I think this information is true. What Taubes says about the history of Carbohydrates coincides with what I lived through from an infant in the 1940s through the current time. The original WW diet of the early 70s came at the end of the era where everyone understood that starches needed to be limited to control weight but also at the beginning of the scare over saturated fat and heart disease.
Gradually succeeding versions of WW allowed more carbs but were still very calorie restricted which probably still limited carbs -- though not as much as before.
In the early 1970s when I first joined Weight Watchers, the severely restricted sugars and starches just seemed appropriate, because...of course...I knew it had to be that way.

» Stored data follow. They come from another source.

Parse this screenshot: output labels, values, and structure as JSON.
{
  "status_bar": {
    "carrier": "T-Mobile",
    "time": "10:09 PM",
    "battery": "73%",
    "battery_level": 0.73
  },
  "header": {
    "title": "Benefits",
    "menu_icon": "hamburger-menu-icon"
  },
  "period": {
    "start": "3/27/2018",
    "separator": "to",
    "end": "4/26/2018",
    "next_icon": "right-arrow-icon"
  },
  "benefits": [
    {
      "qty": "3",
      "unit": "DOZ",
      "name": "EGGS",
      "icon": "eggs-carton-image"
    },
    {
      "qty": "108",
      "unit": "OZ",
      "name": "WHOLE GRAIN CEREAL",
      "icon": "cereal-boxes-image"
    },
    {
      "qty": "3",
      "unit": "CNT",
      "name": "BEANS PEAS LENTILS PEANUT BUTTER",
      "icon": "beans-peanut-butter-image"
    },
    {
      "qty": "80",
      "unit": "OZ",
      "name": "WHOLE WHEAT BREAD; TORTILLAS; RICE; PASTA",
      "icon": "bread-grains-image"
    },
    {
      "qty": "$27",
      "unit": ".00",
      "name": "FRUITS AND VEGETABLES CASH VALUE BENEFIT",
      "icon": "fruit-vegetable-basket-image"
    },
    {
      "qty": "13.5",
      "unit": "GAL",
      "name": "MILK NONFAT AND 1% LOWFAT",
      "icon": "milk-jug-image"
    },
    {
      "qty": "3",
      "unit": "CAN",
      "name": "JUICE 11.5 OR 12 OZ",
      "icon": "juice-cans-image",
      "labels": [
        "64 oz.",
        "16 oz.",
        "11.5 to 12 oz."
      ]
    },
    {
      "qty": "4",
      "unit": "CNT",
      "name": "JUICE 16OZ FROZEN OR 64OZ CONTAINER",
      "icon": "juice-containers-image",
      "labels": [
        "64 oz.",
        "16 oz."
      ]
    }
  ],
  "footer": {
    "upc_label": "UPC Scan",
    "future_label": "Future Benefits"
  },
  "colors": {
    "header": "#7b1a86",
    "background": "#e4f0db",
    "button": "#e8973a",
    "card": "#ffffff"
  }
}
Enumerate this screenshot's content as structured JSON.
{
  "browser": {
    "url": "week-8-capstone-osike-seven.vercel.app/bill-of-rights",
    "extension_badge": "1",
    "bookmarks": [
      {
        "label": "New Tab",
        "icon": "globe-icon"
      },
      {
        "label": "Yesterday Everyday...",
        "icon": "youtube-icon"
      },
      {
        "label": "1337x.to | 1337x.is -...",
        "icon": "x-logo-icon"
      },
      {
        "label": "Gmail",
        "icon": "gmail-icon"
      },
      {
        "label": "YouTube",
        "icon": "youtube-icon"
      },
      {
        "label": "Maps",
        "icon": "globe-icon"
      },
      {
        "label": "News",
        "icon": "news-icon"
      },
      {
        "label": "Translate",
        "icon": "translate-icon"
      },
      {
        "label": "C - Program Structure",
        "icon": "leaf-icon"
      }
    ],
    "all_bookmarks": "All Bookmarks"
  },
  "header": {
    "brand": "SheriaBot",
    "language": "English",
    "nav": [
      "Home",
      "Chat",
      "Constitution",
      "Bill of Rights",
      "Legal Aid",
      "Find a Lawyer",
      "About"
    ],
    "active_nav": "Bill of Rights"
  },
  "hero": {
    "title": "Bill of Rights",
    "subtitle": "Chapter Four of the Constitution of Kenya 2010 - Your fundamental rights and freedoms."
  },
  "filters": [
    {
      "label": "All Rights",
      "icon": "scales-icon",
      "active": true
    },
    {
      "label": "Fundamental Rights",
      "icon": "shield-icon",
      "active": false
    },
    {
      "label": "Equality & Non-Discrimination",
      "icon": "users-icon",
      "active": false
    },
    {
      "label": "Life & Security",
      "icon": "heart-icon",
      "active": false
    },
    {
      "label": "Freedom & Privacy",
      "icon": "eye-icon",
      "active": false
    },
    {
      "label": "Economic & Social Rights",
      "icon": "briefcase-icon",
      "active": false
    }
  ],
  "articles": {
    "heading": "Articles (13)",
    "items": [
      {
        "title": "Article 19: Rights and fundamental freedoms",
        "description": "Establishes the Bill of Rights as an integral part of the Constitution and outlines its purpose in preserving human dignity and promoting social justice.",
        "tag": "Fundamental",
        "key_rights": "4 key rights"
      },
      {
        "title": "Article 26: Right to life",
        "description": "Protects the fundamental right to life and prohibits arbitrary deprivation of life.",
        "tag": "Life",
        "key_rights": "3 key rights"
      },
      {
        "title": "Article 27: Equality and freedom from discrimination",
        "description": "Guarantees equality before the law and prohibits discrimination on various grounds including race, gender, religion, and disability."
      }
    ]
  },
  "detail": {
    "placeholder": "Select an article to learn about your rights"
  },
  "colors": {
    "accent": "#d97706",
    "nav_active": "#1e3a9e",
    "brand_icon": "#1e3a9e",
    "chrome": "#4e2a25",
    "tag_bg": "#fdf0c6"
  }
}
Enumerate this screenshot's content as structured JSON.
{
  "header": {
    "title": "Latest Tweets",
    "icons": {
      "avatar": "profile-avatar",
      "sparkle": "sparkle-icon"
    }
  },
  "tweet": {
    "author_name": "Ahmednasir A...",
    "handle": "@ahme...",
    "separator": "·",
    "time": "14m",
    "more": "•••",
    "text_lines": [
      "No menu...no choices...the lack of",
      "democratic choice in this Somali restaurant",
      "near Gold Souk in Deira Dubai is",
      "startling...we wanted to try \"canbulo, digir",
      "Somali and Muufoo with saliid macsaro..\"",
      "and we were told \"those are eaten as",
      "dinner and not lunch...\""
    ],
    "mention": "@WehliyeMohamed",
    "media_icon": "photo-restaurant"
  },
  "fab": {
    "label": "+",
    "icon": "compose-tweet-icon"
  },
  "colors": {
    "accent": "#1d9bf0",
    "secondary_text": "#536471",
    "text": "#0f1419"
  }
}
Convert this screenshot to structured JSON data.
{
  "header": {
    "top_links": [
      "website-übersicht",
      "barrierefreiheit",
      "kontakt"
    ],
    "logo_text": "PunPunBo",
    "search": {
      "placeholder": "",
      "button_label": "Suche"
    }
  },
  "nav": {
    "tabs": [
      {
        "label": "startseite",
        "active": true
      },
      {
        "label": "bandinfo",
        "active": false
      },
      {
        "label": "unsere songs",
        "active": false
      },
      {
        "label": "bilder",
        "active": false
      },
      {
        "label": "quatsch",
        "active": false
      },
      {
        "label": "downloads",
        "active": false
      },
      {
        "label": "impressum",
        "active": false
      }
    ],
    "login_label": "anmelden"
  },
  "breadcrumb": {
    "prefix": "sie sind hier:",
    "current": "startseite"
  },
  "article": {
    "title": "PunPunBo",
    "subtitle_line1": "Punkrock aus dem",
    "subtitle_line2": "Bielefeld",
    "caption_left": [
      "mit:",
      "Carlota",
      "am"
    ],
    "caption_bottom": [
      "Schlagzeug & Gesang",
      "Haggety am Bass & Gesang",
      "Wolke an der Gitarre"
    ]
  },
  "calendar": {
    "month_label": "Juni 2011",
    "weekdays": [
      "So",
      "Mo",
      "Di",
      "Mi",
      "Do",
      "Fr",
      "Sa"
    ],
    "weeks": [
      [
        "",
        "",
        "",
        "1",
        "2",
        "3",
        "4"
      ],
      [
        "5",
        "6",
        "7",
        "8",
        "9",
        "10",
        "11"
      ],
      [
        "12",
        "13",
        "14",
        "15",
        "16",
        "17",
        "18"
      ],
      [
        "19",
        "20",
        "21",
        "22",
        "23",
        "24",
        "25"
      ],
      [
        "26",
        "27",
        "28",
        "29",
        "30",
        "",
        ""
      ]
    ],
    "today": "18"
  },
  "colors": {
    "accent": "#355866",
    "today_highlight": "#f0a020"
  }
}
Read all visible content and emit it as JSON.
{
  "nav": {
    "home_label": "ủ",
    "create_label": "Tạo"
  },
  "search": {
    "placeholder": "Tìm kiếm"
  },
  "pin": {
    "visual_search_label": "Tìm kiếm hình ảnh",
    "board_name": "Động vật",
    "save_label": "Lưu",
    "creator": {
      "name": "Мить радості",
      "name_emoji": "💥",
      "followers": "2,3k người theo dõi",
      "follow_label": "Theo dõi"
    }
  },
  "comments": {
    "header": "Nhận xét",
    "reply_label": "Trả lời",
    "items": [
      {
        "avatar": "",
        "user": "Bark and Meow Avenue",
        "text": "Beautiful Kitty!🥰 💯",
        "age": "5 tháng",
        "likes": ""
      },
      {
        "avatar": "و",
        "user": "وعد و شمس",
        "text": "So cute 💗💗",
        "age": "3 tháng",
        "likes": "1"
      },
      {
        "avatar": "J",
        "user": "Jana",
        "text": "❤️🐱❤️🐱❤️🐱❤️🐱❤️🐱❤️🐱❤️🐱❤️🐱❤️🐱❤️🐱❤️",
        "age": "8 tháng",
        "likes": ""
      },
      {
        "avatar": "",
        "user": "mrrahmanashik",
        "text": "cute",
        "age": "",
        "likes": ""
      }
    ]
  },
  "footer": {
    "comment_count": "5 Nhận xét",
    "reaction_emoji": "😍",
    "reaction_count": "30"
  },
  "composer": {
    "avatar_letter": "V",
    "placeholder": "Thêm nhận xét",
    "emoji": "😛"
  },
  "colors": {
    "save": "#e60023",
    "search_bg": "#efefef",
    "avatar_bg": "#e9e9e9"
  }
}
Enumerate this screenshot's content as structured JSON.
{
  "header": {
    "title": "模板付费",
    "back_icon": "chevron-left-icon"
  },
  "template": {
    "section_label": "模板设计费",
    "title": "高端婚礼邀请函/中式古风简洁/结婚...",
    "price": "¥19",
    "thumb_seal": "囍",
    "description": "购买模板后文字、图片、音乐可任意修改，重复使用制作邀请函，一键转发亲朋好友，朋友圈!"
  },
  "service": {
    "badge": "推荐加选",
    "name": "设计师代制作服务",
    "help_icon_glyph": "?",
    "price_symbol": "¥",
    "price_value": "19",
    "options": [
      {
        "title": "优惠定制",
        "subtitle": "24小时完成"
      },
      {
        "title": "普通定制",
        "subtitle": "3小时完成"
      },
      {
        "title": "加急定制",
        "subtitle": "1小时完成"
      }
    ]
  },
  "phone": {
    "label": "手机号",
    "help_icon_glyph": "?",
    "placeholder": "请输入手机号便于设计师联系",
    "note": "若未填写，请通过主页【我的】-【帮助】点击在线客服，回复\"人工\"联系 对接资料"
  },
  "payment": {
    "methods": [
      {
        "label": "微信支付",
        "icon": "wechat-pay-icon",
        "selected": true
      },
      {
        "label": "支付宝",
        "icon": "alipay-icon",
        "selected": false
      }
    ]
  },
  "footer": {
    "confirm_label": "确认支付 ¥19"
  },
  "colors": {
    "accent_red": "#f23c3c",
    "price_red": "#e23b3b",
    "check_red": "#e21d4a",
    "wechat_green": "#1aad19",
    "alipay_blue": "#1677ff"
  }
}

As a child, my mother refused to serve bread with dinner (except on special occasions) if we had another starch like potatoes or pasta, and I remember her saying to me again and again that eating corn and potatoes together (which was one of my favorites) was "the same as eating two pieces of bread".
What I remember was a new concept from WW in the early 70s, was that I could only have protein during a normal mealtime (3 a day), and never within a snack, and fat or fatty protein was seriously limited. That was the start of the popularity of water-pack tuna. I wasn't too surprised that I had to remove the skin and fat from animal protein, but only around 2 oz of cheese a week, and only 2 or 3 eggs a week, that felt harsh.
Also a new concept for me in early WW, was that all Snacks had to be carbs... (like vegetables or a very small amount of fruit), and no protein was allowed between meals.